Ya no producen la misma sorpresa que hace treinta y dos años años atrás cuando lanzaron su ya mítico álbum debut Psychocandy, en 1985, con el cual escribieron varias páginas del shoegaze y el indie rock. Tampoco sus recitales están rodeados del aura destructiva de sus primeros tiempos que los hicieron famosos. Sin embargo, The Jesus and Mary Chain vuelve, y lo hace en gran forma con un disco que nos muestra una banda en su plenitud compositiva, capaz de darle cátedra a unos cuántos sobre cómo hacer canciones sencillas de indie y rockear al mismo tiempo. La banda de los hermanos Jim y William Reid había tenido un parate de nueve años tras el lanzamiento de su último álbum, Munki, en 1998. Aquel trabajo venía a cerrar un derrotero de diferencias entre los hermanos que buscaban nuevos horizontes. A pesar de eso, y con sus sucesivos proyectos solistas y colaboraciones, volverían a juntarse en 2007. Incluso lanzarían un single inédito titulado All Things Pass. Desde ese entonces, la banda prometía constantemente la realización de un nuevo disco, pero los altibajos en las presentaciones y las tensiones entre los hermanos Reid hicieron que el proceso tardara más tiempo de lo pensado. Así fue que hace un par de años anunciaron que la nueva placa se estaba gestando, y recién en marzo de este año darían a conocer su nuevo álbum de estudio: Damage and Joy.

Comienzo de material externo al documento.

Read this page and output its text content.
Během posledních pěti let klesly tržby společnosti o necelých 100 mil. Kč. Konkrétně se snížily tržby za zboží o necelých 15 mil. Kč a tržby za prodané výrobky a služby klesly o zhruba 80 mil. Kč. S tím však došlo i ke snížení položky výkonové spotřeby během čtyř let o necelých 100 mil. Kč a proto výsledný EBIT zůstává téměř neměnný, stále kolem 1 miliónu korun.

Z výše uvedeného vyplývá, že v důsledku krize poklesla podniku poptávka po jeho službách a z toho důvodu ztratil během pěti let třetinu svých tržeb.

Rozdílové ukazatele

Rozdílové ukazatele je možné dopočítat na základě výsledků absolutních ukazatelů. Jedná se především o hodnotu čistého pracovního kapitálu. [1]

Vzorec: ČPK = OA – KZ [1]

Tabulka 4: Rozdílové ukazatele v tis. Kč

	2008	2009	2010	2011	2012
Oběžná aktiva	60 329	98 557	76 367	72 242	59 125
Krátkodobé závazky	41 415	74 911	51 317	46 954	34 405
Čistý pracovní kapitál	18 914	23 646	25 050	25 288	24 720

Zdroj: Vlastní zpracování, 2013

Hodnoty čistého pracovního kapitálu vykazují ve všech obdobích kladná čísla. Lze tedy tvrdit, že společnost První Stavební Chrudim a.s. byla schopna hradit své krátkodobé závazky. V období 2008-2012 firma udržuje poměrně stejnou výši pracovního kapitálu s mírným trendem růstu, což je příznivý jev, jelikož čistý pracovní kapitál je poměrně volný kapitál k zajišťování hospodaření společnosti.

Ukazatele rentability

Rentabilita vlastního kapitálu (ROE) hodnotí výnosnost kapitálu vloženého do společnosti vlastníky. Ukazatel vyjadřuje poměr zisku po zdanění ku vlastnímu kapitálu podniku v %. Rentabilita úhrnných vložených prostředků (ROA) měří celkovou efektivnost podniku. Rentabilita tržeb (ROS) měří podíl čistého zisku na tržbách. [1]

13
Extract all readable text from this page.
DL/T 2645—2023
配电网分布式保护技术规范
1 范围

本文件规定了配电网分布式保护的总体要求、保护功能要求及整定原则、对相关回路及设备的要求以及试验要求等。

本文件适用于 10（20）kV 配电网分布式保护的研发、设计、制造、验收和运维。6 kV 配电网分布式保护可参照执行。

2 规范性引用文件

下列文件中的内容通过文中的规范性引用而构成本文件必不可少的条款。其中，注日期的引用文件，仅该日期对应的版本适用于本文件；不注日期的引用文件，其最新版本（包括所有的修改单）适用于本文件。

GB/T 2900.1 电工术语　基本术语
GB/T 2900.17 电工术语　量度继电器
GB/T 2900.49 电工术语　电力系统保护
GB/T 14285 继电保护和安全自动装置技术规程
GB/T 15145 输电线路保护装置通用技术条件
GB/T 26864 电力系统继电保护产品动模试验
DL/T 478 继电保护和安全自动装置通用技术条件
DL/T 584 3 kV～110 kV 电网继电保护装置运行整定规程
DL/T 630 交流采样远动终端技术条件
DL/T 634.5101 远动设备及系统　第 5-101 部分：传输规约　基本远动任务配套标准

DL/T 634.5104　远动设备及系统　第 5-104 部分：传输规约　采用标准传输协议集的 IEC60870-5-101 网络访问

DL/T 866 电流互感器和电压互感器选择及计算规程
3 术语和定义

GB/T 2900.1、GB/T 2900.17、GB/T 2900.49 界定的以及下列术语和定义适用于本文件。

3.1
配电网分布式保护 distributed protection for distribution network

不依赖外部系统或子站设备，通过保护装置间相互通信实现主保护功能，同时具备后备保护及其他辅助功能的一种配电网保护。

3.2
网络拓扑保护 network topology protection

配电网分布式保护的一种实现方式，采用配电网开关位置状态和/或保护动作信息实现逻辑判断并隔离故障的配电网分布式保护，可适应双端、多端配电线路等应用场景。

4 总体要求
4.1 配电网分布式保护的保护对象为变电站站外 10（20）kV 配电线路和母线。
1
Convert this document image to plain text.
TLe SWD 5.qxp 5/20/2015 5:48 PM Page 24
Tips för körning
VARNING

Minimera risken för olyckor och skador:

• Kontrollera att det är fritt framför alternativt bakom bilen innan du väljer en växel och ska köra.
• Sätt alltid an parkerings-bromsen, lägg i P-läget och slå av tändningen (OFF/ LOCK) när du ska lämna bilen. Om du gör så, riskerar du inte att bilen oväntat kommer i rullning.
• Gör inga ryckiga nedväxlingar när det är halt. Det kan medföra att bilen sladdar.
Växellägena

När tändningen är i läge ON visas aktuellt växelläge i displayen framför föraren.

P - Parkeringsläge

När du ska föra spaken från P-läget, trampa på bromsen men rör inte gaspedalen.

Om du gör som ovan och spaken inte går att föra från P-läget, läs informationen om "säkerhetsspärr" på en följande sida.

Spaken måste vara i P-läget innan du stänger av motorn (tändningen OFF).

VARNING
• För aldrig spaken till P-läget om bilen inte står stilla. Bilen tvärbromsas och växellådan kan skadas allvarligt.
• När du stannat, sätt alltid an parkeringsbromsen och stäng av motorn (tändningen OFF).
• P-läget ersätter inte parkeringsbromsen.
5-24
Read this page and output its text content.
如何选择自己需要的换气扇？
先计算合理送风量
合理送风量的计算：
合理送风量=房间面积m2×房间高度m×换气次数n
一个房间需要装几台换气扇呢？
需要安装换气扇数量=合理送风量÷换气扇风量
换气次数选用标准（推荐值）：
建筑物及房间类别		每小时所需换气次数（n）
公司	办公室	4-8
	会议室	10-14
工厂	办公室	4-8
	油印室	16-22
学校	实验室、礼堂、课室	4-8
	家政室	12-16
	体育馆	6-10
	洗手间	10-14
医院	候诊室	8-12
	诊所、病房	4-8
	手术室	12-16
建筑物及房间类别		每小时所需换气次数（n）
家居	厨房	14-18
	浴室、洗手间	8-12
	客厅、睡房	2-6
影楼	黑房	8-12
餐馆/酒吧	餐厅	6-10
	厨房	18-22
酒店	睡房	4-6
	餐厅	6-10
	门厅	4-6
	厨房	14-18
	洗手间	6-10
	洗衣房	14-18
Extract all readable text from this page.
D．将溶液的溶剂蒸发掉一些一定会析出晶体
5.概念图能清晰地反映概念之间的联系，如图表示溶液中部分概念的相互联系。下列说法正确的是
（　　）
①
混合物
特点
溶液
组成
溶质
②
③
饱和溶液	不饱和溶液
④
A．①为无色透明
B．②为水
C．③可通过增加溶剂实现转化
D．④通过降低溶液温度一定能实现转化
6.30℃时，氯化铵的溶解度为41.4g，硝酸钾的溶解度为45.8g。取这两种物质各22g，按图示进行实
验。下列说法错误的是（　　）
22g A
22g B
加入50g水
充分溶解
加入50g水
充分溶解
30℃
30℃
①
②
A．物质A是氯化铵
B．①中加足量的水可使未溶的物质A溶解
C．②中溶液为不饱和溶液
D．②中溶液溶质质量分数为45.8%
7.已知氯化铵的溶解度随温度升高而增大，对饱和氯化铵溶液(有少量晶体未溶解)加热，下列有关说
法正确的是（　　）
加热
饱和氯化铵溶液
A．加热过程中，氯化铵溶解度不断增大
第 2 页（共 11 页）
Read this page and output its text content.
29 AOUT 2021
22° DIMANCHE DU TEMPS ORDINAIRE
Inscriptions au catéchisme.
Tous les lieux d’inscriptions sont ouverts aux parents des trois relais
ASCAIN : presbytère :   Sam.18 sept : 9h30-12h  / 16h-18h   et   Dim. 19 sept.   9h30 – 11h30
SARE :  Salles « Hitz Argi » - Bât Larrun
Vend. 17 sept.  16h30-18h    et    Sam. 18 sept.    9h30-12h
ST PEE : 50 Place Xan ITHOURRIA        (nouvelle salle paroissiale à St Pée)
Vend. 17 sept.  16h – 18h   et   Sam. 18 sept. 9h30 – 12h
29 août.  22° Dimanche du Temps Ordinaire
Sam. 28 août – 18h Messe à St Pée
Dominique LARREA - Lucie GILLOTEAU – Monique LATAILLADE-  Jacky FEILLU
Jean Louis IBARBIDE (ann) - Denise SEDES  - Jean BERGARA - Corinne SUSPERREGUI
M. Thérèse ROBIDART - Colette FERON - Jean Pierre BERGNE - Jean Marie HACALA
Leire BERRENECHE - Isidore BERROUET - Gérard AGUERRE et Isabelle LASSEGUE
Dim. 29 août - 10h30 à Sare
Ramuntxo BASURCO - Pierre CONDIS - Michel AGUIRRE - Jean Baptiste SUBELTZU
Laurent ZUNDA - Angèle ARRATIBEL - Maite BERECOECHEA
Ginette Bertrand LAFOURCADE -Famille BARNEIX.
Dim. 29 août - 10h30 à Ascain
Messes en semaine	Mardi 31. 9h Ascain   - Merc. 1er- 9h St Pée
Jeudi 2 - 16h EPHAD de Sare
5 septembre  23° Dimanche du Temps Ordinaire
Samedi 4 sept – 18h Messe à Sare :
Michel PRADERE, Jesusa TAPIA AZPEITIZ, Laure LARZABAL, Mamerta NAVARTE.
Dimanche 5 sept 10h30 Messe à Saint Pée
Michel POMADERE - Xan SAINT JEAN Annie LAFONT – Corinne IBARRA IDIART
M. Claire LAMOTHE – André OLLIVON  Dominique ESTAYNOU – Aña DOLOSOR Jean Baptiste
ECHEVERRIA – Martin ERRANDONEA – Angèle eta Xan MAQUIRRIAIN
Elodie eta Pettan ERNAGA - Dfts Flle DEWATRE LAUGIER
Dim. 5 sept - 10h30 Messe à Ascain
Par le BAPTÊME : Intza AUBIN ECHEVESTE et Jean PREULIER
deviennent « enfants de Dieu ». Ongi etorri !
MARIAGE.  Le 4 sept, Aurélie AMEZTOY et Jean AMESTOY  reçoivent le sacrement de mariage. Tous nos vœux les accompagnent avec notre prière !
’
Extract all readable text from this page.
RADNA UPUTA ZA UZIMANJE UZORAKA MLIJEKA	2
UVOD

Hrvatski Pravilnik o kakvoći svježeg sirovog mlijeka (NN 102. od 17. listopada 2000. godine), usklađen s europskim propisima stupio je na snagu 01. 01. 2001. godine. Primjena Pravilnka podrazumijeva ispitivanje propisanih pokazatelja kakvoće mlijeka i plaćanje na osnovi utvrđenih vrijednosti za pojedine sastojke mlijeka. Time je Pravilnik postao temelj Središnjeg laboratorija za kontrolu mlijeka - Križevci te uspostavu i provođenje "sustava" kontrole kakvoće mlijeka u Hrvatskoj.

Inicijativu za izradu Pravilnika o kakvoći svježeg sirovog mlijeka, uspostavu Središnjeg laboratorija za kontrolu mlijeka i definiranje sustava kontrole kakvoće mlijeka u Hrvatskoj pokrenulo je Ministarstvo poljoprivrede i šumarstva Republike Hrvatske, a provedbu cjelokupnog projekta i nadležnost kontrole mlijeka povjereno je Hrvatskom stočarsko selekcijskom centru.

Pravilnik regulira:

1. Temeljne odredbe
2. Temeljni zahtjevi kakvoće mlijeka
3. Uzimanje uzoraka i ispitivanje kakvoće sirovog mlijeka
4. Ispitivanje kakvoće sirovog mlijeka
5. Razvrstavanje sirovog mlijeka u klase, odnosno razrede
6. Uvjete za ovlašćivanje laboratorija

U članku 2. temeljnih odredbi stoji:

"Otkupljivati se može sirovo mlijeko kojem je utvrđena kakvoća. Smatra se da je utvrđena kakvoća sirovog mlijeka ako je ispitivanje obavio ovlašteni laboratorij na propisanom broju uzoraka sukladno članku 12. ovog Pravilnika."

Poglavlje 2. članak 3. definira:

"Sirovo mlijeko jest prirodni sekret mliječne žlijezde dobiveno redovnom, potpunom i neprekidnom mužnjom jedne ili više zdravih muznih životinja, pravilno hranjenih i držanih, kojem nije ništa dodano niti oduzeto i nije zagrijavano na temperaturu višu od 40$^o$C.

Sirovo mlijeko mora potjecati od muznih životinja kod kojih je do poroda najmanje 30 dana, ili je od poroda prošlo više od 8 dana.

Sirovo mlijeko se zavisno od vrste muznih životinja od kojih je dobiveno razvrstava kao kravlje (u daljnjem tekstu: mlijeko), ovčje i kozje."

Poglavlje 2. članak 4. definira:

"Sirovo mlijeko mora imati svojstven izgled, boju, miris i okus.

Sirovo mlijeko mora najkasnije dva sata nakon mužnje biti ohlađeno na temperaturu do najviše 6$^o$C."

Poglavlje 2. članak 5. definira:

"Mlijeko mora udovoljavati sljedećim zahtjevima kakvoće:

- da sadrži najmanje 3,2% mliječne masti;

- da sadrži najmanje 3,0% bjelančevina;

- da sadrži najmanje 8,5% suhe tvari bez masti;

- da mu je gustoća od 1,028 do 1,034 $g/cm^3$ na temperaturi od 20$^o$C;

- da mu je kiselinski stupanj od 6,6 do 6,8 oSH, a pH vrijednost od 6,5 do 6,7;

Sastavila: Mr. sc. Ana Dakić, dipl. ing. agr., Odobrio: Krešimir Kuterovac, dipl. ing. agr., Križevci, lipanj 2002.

Ya desde la traducción del título nos podemos dar una idea de dualidad que surca todo el disco: Daño y Felicidad. El daño en la felicidad y la felicidad en el daño. Como el anuncio de los sentimientos ambivalentes que muchas veces provocan los regresos, y aunque esto parece anunciar un ejercicio retrospectivo, no estamos para nada ante un disco nostálgico. En lo sonoro, se asemeja más a los últimos trabajos de la banda allá por los años noventa, con una buena cuota de cinismo y buenos tramos de distorsión, pero más abocado a canciones fáciles y pegadizas. Inicia el primer corte Amputation donde Jim Reid canta: “soy una amputación del rock and roll”. Luego le sigue la lenta y densa War on Peace.   El disco levanta con la reedición del sencillo All things pass, una de las canciones más potentes del disco (“Cada día que despierto/ va a ser el último/ espero que pase/ espero que no dure”). A esta canción le sigue la pequeña trilogía que componen Always Sad (“Vos no sos como las demás chicas/ no hay nada como vos en este mundo/ vos tenés algo más que rizos/ vos no sos como las demás chicas”), Song For A Secret (“Demasiado joven para crucificarme/ demasiado viejo para suicidarme/ estoy tan contento de haberte encontrado“) y The Two Of Us (“Los dos nos estamos elevando/ no necesitamos drogas porque sabemos cómo volar“), las cuales describen el camino que va de la dulce tristeza del enamoramiento hasta la unión de los enamorados, idea reforzada por los duetos de Reid con la cantante Isobel Campbell.

Otros puntos altos son la rockera Mood Rider, la rápida Presidici (Et Chapaquiditch), otro hit potencial como Facing Up To The Facts, en la que Jim canta “odio a mi hermano/ y él me odia a mí/ esa es la manera en que debería ser” y que funciona como referencia a las constantes peleas de la banda. La canción de cierre, Can’t Stop The Rock (cover de Sister Vanilla, banda de Linda Reid, hermana de Jim y William) que desde su título y su letra (cierra en dúo con otra voz femenina), parece darnos una certeza, a la vez que una promesa: la certeza de que los Mary Chain siguen rockeando, y la promesa de que nada los parará pese a todo: “Podés darle paz a la tierra y a los cielos/ Podés vivir, amar, odiar y empezar a morir// Pero no podés parar el rock/ No, no podés parar el rock”. Este nuevo álbum que los hermanos Reid traen bajo el brazo lo confirma.